Poco prima dell'uscita del film, il libro assunse il titolo della pellicola.
Dunque in parte autobiografico, viene ripubblicato dopo vari decenni dalla casa editrice Readerforblind, con la copertina che ritrae proprio una disperata Anna Magnani in veste di prigioniera.
Si tratta di un romanzo corale raccontato dal punto di vista di una donna senza nome, probabilmente un personaggio che detiene le esperienze reali della Mari, e che descrive ogni sua compagna di prigionia attraverso le sue colpe, i suoi delitti, le sue angosce. 
Ci troveremo allora immersi anche noi in questo piccolo mondo di prostitute, ladre, assassine, borseggiatrici, meretrici, taccheggiatrici, incestuose e chi più ne ha più ne metta: controllate e anche "coccolate" da alcune suore, riusciranno a intessere relazioni d'amicizia, d'amore, ma anche d'odio e d'invidia. 
Nel vecchio edificio, tomba di drammi segreti e vergognosi; crogiuolo di sofferenze; accentramento di ignoranza e di miseria, stagno di corpi inariditi nel vizio, di spiriti sordi, irrompe, con la veemenza di un fiume in piena, la vita. (p. 61)
Ovviamente si tratta di donne senza istruzione, forse fatta eccezione delle politiche, come vengono chiamate nel libro, ovvero delle detenute che si trovano in carcere per motivi politici, e dunque la narrazione procede tra massicce parti scritte in dialetto romanesco e lo stile dell'autrice spiccio, asciutto, senza fronzoli. Isa Mari non risparmia nulla: ci racconta di donne che hanno rubato, che hanno ucciso i propri figli, i propri mariti, così a sangue freddo, a causa di un tradimento o di una forte delusione; ci parla, nella massima dovizia di dettagli, di come alcune detenute finite dentro per taccheggio, organizzavano i colpi; e di come è possibile diventare una criminale, con una facilità e una fatalità talmente semplici da pensare che chiunque, in condizioni particolarmente sfortunate, potrebbe finire insieme a loro.

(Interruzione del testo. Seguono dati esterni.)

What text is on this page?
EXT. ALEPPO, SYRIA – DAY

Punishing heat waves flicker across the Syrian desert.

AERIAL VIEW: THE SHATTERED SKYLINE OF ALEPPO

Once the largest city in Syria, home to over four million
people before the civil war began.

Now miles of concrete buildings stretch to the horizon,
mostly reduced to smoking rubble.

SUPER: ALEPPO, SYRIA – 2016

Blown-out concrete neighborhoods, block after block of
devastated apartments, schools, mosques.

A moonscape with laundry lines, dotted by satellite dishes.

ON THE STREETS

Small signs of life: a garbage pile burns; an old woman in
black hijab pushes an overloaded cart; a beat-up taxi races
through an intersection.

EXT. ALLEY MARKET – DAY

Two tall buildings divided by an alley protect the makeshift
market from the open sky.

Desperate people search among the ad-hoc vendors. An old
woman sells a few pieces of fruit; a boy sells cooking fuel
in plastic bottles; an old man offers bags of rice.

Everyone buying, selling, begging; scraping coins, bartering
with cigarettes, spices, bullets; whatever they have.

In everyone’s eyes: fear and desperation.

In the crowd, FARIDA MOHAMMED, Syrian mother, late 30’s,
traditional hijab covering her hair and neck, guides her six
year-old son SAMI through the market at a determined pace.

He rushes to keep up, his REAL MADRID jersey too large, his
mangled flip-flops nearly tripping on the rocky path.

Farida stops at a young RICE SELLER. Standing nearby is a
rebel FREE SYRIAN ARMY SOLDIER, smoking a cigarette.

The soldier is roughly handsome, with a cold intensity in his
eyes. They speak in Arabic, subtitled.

Nel carcere delle Mantellate vi è ogni tipo di sfumatura umana: la negromante, l'interprete di sogni, la prostituta che racconta quanto le piacessero il sesso e il soldi, la vergine, l'incestuosa che andava a letto col figlio, l'assassina che ha lasciato morire la sua neonata, l'artista circense francese che non sa perché è finita lì dentro. 
Un vero e proprio marasma di volti e corpi, coperti e nudi, spenti e ancora desiderosi di qualche carezza, che molto ricorda (volendo trovare un parallelismo) il più moderno racconto di un carcere femminile rappresentato in "Orange is the new black", fortunatissima serie tv americana che ci ha portati nel penitenziario di Litchfield, una prigione federale femminile di minima sicurezza nello stato di New York. 
I nomi e i personaggi nel testo, per ovvie ragioni, sono molti, ma la storia di ogni donna è ben raccontata, in modo rapido e chirurgico, e nonostante la sofferenza, la miseria, la disperazione, la lotta per le piccole cose, anche in quel luogo riesce a sbocciare la speranza. 
L'occhio aperto da Antonella nella finestra del gabinetto era rimasto lassù tale e quale, coperto, quando non serviva, da una palpebra di bandone di ferro. Lo chiamavamo Polifemo. (p. 209)
Tale Polifemo sarà determinante almeno per una delle donne detenute in carcere.
Bellissima la descrizione del rapporto tra alcune di loro: Antonella e Paola soprattutto, minorenne la prima, maggiorenne e incallita ladruncola la seconda, legate da un sentimento d'affetto, e forse (almeno da parte di una delle due) da uno slancio d'amore.
Consiglio la lettura del libro prima e la visione del film in un secondo momento.
Piacerà a chi ha amato la serie tv americana con Piper, Alex e Red, e a chi è appassionato di storie, in forma di libri o di film, neorealiste.